Life

Climate Change Could Hinder Food Production in the Desert

Apr 07, 2014 12:43 PM EDT | By Justin Stock

An increase in carbon dioxide amounts caused by stronger climate change is expected to limit the process by which plants turn nitrate into proteins thus possibly hindering food quality, which is scarce in the desert.

According to a press release from UC Davis, and a study printed in the science journal Nature Climate Change the situation is expected to hugely effect the crops as the situation strengthens.

The scientists looked at different portions of wheat which grew in 1996, and 1997 in Phoenix Maricopa Agricultural Center the press release reported.

"It is definitely not going to stop it, just now we are understanding the processes that are going on," Dave Evans one of the main authors of the study told NBC News. "But we are still seeing huge amounts of carbon accumulating in the atmosphere," Evans told NBC News. Evans is also an ecology, and global change biologist at Washington State University told NBC News.

"After 10 years, the experiment stopped and we dug everything up to ask the question: Is there more carbon under future carbon dioxide conditions than there are under current conditions," Evans told NBC News. "And what we found was, there was indeed more carbon. During those 10 years, carbon accumulated at a faster rate under future CO2 conditions."

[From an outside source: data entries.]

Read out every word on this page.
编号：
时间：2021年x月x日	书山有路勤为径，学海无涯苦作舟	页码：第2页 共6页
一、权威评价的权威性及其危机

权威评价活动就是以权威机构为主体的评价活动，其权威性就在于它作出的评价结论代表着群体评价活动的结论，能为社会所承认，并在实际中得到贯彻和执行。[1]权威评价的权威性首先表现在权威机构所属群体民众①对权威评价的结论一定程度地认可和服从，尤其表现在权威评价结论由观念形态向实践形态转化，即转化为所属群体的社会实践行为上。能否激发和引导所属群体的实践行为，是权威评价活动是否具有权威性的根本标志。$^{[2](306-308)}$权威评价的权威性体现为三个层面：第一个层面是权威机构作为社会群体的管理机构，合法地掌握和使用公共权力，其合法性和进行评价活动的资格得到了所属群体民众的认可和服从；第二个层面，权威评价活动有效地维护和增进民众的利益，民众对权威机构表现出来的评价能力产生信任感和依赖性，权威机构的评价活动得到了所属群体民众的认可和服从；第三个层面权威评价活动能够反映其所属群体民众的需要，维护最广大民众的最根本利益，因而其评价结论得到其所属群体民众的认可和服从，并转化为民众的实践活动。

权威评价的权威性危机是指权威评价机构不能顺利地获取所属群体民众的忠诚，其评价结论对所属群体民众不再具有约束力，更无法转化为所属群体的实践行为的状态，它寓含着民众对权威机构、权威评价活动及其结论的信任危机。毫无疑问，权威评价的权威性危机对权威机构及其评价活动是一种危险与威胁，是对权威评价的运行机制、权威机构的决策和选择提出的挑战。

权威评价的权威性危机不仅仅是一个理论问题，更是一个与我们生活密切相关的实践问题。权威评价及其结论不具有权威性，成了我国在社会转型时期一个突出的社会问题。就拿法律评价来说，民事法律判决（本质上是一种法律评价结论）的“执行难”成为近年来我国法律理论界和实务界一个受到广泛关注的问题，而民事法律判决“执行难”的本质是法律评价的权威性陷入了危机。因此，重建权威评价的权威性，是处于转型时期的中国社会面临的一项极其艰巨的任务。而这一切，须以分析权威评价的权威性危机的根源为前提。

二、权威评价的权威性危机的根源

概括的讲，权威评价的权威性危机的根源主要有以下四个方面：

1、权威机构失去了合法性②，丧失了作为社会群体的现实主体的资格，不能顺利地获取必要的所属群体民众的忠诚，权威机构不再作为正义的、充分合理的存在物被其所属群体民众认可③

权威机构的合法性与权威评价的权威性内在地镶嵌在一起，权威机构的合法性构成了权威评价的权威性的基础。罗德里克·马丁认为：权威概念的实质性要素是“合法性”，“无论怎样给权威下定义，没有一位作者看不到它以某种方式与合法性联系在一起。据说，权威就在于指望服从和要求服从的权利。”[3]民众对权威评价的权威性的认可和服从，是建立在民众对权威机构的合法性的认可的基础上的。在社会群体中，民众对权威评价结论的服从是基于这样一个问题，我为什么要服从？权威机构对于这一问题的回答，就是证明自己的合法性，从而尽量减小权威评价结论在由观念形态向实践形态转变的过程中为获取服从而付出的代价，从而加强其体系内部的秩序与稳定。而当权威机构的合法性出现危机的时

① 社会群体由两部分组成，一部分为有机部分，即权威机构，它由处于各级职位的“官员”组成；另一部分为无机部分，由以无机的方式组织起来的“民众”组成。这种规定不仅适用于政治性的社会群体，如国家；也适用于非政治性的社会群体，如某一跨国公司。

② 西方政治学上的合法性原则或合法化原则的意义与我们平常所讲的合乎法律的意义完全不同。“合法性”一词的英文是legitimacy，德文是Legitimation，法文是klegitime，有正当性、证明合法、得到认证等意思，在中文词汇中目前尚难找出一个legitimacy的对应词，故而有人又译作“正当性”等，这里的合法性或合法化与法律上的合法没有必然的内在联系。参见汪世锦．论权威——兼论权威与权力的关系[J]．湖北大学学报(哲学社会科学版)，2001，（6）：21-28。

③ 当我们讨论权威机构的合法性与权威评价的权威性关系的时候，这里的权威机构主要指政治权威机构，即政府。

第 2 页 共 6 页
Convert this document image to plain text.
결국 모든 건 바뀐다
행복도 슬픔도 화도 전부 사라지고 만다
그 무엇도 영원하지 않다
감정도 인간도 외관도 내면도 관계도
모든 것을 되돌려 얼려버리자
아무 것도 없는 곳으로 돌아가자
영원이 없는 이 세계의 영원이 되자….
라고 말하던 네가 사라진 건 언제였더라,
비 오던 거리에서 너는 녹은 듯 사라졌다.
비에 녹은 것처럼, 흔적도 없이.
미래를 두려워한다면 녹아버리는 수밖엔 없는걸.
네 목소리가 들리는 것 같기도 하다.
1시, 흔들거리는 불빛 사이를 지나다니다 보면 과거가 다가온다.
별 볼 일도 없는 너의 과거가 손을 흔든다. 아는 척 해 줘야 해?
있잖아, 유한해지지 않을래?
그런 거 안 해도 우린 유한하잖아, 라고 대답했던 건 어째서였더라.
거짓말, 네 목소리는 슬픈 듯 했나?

According to the press release, nitrogen is vital to how a plant develops, and how much it does so at a time. This involves the way nitrogen produces itself to help the plants grow.                                                                                                                                                                                          "Food quality is declining under the rising levels of atmospheric carbon dioxide that we are experiencing," Arnold Bloom, a professor in the Department of Plant Sciences at UC Davis told Science Recorder.  "Several explanations for this decline have been put forward, but this is the first study to demonstrate that elevated carbon dioxide inhibits the conversion of nitrate into protein in a field-grown crop," Bloom told Science Recorder.